4.3.2.3 Witwassen zonder brondelict: algemene overwegingenDe officier van justitie heeft zich op het standpunt gesteld dat de verdachte zich schuldig heeft gemaakt aan gewoontewitwassen van acht onroerende zaken en twee schepen. Dit stoelt in de kern op twee argumenten, te weten:
de aankopen kunnen niet worden verklaard door het bekende, legale inkomen van de verdachte en zijn (fiscaal) partner, en/of
de aankopen zijn (deels) gefinancierd met behulp van gelden van derden met een criminele herkomst (uit het buitenland).
i.
i) Financiële positie van de verdachte
De rechtbank is van oordeel dat het dossier niet voldoende inzicht geeft in de financiële positie van de verdachten en de aan hen gelieerde vennootschappen om op basis daarvan te concluderen dat de aankopen niet kunnen worden verklaard door legale inkomsten. Dit licht de rechtbank hierna toe.

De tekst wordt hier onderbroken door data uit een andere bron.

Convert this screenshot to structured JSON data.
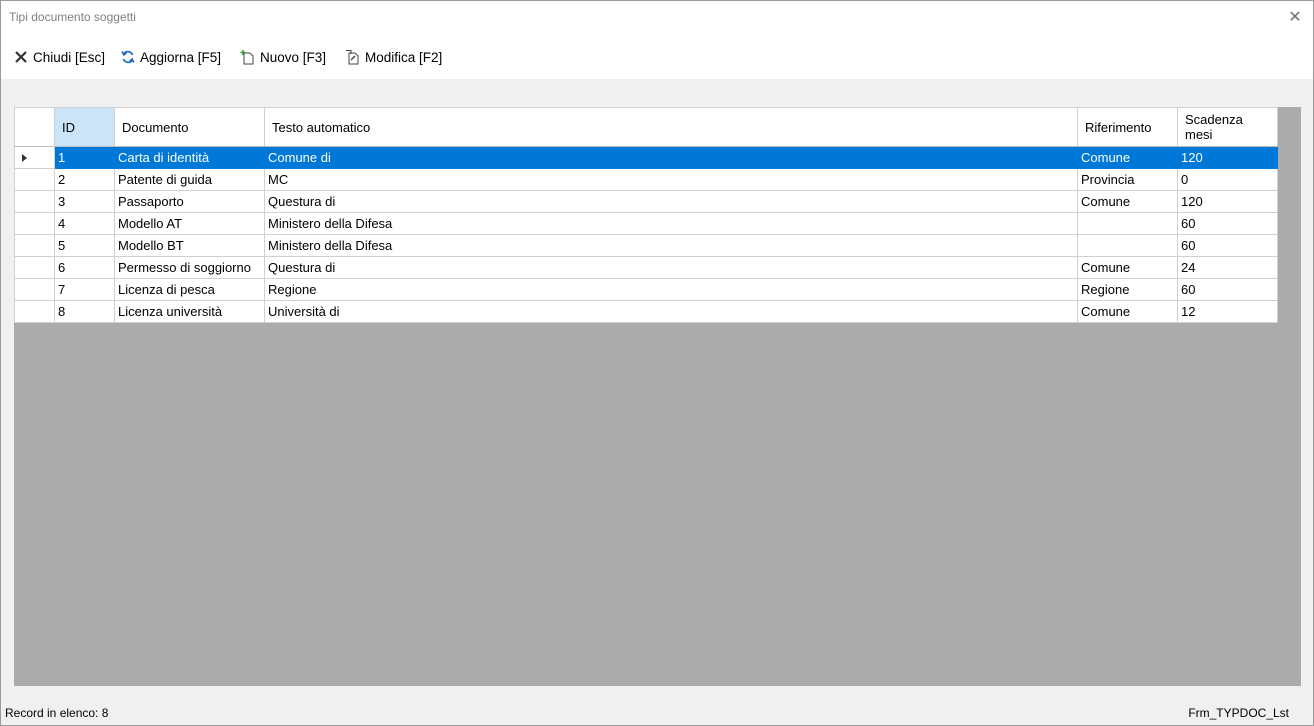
{
  "window": {
    "title": "Tipi documento soggetti",
    "close_glyph": "✕"
  },
  "toolbar": {
    "buttons": [
      {
        "label": "Chiudi [Esc]",
        "icon": "close-icon"
      },
      {
        "label": "Aggiorna [F5]",
        "icon": "refresh-icon"
      },
      {
        "label": "Nuovo [F3]",
        "icon": "new-document-icon"
      },
      {
        "label": "Modifica [F2]",
        "icon": "edit-document-icon"
      }
    ]
  },
  "grid": {
    "columns": [
      {
        "label": "ID"
      },
      {
        "label": "Documento"
      },
      {
        "label": "Testo automatico"
      },
      {
        "label": "Riferimento"
      },
      {
        "label": "Scadenza mesi"
      }
    ],
    "sorted_column": "ID",
    "selected_row": 0,
    "rows": [
      [
        "1",
        "Carta di identità",
        "Comune di",
        "Comune",
        "120"
      ],
      [
        "2",
        "Patente di guida",
        "MC",
        "Provincia",
        "0"
      ],
      [
        "3",
        "Passaporto",
        "Questura di",
        "Comune",
        "120"
      ],
      [
        "4",
        "Modello AT",
        "Ministero della Difesa",
        "",
        "60"
      ],
      [
        "5",
        "Modello BT",
        "Ministero della Difesa",
        "",
        "60"
      ],
      [
        "6",
        "Permesso di soggiorno",
        "Questura di",
        "Comune",
        "24"
      ],
      [
        "7",
        "Licenza di pesca",
        "Regione",
        "Regione",
        "60"
      ],
      [
        "8",
        "Licenza università",
        "Università di",
        "Comune",
        "12"
      ]
    ]
  },
  "status": {
    "record_count": "Record in elenco: 8",
    "form_name": "Frm_TYPDOC_Lst"
  },
  "colors": {
    "selection": "#0078d7",
    "sorted_header": "#cce4f7",
    "grid_background": "#ababab"
  }
}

De in het dossier aanwezige aangiften inkomstenbelasting van de verdachte geven alleen informatie over het fiscaal vermogen (bezittingen minus schulden) op peildata in de belastingjaren, maar zeggen onvoldoende over de beschikbare liquide middelen van de verdachten gedurende die jaren, bijvoorbeeld uit geldleningen of uit (onbelaste) verkoopopbrengsten en huurinkomsten van onroerende zaken. Van [medeverdachte] ontbreken zelfs de onderliggende belastingaangiften, waardoor niet inzichtelijk is wat hij precies heeft opgegeven bij de Belastingdienst. Het dossier geeft geen informatie over de financiële positie van de verdachten in de jaren voorafgaand aan de tenlastelegging, terwijl dat wel relevant is voor de beantwoording van de vraag of zij over voldoende middelen beschikten om de aankopen te kunnen bekostigen.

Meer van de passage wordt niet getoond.